The FIT pattern also illuminates how research and engineering behave.

·       Research often begins with a puzzle: Why is this system fatigued? What keeps it from thriving? Research hunts for hidden interlopers—viruses, misalignments, feedback loops, stressors—and documents how they operate. Good research enhances thrive by revealing the interlopers that cause or prevent fatigue.

·       Engineering usually begins with a use case: What do we want this system to do, reliably, under stress? Engineering anticipates interlopers (load, wear, noise, mistakes), designs how they will be handled, and tunes the system so it can maintain or regain thrive. A robust design assumes interlopers are inevitable and arranges for fatigue to be monitored and managed.

Seen this way, research maps the landscape of interlopers; engineering designs paths through that landscape that keep systems in a thriving region rather than a failing one.

Daily Life as FIT Practice

Most daily life skills are quiet FIT routines.

·       Time management: noticing task overload (fatigue), spotting the interlopers (distractions, unrealistic commitments), and restructuring your schedule to reclaim the ability to thrive.

·       Relationships: recognizing emotional fatigue, identifying interlopers (resentment, miscommunication, third‑party pressure), and practicing repair to restore trust and joy.

·       Health habits: detecting early signs of fatigue (sleep, mood, energy), identifying interlopers (diet, stress, inactivity), and making adjustments that restore vitality.

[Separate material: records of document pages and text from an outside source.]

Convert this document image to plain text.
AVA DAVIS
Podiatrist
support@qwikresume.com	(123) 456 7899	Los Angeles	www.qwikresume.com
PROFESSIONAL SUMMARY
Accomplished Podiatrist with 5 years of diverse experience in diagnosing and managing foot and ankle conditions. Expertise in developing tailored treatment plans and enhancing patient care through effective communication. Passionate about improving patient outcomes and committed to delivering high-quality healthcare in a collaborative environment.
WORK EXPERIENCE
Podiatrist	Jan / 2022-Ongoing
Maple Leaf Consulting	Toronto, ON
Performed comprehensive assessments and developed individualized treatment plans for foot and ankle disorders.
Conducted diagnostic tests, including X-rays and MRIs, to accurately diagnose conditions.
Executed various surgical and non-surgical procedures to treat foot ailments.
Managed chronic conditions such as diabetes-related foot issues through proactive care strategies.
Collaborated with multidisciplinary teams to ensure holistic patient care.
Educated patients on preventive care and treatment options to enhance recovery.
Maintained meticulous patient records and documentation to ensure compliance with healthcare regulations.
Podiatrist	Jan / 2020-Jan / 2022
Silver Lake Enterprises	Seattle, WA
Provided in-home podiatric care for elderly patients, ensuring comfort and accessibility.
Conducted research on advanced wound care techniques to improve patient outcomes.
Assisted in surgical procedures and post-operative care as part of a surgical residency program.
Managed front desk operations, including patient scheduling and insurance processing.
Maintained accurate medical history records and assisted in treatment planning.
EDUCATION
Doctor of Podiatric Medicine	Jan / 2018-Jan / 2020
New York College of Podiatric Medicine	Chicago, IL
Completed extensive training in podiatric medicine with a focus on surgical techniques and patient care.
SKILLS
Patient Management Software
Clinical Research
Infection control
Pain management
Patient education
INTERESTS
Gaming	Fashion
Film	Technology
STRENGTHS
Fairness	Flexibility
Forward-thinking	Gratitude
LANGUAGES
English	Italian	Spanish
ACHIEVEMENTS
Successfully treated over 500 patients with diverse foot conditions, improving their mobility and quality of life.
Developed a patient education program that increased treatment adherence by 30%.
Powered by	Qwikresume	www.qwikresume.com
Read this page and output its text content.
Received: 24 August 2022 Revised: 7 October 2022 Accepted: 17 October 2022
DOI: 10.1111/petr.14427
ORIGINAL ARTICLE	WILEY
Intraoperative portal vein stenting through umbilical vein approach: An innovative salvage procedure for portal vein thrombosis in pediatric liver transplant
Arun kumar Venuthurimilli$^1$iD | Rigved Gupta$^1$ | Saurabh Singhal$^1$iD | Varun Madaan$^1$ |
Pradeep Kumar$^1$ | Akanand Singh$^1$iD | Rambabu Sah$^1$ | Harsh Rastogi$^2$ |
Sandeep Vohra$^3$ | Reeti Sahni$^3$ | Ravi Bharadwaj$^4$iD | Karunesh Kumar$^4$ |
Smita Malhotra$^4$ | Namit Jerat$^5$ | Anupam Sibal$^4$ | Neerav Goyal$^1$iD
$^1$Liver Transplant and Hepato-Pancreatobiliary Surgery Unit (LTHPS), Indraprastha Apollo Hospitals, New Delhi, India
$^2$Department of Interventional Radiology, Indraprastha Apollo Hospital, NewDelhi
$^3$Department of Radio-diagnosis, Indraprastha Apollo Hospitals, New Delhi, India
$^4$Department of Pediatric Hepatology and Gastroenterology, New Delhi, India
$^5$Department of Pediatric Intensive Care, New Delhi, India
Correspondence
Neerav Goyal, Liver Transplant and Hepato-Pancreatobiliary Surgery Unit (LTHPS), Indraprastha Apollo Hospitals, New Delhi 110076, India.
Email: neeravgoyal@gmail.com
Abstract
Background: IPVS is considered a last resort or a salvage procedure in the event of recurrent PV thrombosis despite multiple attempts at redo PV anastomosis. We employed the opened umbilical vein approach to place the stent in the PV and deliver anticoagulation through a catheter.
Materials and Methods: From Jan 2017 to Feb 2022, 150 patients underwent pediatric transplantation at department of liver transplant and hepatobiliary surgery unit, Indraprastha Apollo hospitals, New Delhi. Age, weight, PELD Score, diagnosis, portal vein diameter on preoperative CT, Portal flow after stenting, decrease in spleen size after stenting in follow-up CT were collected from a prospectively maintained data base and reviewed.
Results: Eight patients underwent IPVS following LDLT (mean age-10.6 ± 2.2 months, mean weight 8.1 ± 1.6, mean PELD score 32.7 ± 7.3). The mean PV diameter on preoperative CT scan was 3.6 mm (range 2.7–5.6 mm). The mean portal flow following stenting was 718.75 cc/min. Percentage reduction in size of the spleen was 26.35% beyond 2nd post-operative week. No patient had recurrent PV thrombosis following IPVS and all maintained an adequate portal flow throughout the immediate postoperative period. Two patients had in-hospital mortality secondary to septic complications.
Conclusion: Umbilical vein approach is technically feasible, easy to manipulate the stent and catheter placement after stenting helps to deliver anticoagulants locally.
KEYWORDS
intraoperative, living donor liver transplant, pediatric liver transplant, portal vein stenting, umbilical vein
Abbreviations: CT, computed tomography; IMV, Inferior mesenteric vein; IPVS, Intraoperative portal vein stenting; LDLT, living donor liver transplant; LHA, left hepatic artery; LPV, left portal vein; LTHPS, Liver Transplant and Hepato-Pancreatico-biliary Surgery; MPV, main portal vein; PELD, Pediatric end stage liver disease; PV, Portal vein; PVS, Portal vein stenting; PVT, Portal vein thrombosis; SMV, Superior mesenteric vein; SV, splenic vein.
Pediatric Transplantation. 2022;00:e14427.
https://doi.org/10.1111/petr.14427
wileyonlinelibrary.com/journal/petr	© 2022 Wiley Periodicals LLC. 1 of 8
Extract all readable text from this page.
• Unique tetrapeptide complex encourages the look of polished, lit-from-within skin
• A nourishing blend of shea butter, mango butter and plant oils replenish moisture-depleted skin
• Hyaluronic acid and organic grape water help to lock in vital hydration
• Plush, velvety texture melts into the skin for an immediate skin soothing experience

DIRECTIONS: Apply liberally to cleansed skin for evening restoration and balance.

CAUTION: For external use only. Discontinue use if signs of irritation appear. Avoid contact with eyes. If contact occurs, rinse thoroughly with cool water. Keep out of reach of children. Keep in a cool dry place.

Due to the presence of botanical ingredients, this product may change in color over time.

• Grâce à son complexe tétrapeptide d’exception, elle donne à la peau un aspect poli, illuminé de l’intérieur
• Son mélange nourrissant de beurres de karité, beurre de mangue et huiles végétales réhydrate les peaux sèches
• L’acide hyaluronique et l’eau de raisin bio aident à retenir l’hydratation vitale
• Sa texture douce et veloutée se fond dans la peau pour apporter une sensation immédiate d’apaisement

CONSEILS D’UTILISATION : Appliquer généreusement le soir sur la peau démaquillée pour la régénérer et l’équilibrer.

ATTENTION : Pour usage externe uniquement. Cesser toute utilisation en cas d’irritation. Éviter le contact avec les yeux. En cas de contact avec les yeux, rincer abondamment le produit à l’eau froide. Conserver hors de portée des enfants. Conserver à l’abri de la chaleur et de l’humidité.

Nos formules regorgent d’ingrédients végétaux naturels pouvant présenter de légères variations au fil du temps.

We typically call this “coping,” “maintenance,” or “self‑improvement,” but structurally it is the same FIT loop: detect interlopers, manage fatigue, cultivate thrive.

Why FIT Matters Now

We are living through a period of dense interlopers: AI systems, automation, platform economics, and social changes that repeatedly cross boundaries once guarded by human skills and institutions. The Wang and Saturn stories were early signals of something much larger.

The FIT model gives a language for asking sharper questions:

·       Where is fatigue showing up in this system?

·       What, exactly, is the interloper? A technology? A policy? A habit?

·       Who or what gets to thrive after the interloper arrives? Who doesn’t?

·       How can we design roles, tools, and institutions so that people, not just technologies, are able to thrive?

I developed FIT out of lived experience—the feeling of watching tools I helped build “hack” jobs and reorganize lives. It is not an abstract theory; it’s a way to make sense of the trade‑speak, shop‑floor stories, and personal histories that surround technological change.